In 1910, in the Café d'Harcourt, boulevard Saint-Michel, Rice and Fergusson met the publisher John Middleton Murry. He introduced them the following year to the New Zealand writer Katherine Mansfield. A lifelong friendship started from then on between Rice and Mansfield, who dedicated her 1912 short story "Ole Underwood" to her friend. Mansfield further expressed her admiration about Rice both as an artist and as a person. In a letter to Murry written in May 1912, she described the painter as "an exceptional woman – so gay, so abundant, in full flower just now" who, "when she is happy and working", "has great personal ‘allure’ – physical ‘allure’." Later, on December 26, 1920, she wrote to Rice:"Whenever I examine things here – the lovely spring line of flowers and peach leaves par exemple, I realise what a marvellous painter you are – the beauty of your line – the life behind it."Moreover, Rice and Fergusson became active collaborators in Murry's literary and arts quarterly Rhythm, in which Mansfield was assistant editor until June 1912. According to arts historian Roger Neill:"The aesthetic concept of "rhythm" – harmony in nature, vigour and directness – provided the connective tissue, not only between two Scottish Colourists (Fergusson and Peploe, plus Rice), but also between the writers and artists involved with the magazine."In 1912, Rice met the American author Theodore Dreiser in Paris and they became intimate friends and correspondents. Also in Paris in 1912 Rice met her future husband, the English art and theatre critic Raymond Drey. She spent August 1913 with J.D. Fergusson in Cassis, in the company of S.J. Peploe, his wife Margaret and their son Willy, but her relationship with Fergusson ended soon afterwards. Late in 1913 she married Drey, and the couple began to make their home in England. The First World War adversely affected Rice: many of the American art dealers and collectors who showed an interest in her work stopped buying pictures.
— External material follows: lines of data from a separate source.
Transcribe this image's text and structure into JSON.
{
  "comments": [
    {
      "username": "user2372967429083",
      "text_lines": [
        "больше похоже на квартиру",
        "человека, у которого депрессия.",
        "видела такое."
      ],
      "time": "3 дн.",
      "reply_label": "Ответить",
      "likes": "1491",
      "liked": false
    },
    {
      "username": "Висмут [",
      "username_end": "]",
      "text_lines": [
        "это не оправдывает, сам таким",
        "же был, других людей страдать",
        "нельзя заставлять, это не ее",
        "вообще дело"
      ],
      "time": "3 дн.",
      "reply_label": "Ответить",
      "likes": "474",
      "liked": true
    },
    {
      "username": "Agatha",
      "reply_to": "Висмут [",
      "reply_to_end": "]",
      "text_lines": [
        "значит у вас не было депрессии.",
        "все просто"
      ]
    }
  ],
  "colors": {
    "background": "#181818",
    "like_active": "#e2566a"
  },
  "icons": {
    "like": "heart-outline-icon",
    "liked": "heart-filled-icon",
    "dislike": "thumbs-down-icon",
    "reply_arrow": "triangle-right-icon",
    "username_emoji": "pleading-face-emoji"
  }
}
=== The Portrait of Katherine Mansfield ===

It's during the spring and summer 1918, when her close friend she met in Paris came to visit her at Looe in Cornwall, that Rice painted her famous portrait of New Zealand short story writer Katherine Mansfield. Mansfield had just been diagnosed with tuberculosis and she suggested herself to be painted in vivid red. Then she wrote a letter to her collaborator and newly-wed husband John Middleton Murry to share her experience as Rice's model:A. came early and began the great painting — me in that red, brick red frock with flowers everywhere. It’s awfully interesting, even now. I painted her in my way as she painted me in hers: her eyes … little blue flowers plucked this morning.Vicki Robson described Rice's Portrait of Katherine Mansfield as such:There are no softened outlines, and contours are left boldly as literal lines at the jaw and ear, and around the figure’s left leg and hip. Rice was unconcerned with ‘finish’, and the raw canvas shows through in places, as does the under-drawing. Nor is there any of the fine detailing of face and hands found in conventional portraiture. Rice’s main concern was the integration of the figure with the background, and she achieved this by bringing the background forward, the repeating floral patterns of a jug of flowers, wallpaper — or maybe a patterned shawl — drawing attention to the surface.The portrait was purchased in 1940 with T. G. Macarthy Trust funds and is now part of Te Papa's art collections in Wellington, New Zealand.

=== Exhibiting across the Western world ===
From the 1920s Rice painted still lifes, exhibiting at the Leicester Galleries and the Wildenstein Gallery in England. She kept up her visits to France, and sold paintings to collectors in the Netherlands, Denmark, France and Germany.

Rice was intensely interested in the theatre, often making theatrical costumes and sets the subjects of her drawings, and in the 1930s she designed the sets and costumes of several London operatic and dramatic productions.

== Collections of work ==
Rice's work is represented in numerous private collections in the United States and the United Kingdom, as well as in University of Hull Art Collection; Museum of New Zealand Te Papa Tongarewa in Wellington, New Zealand; and the Government Art Collection, England.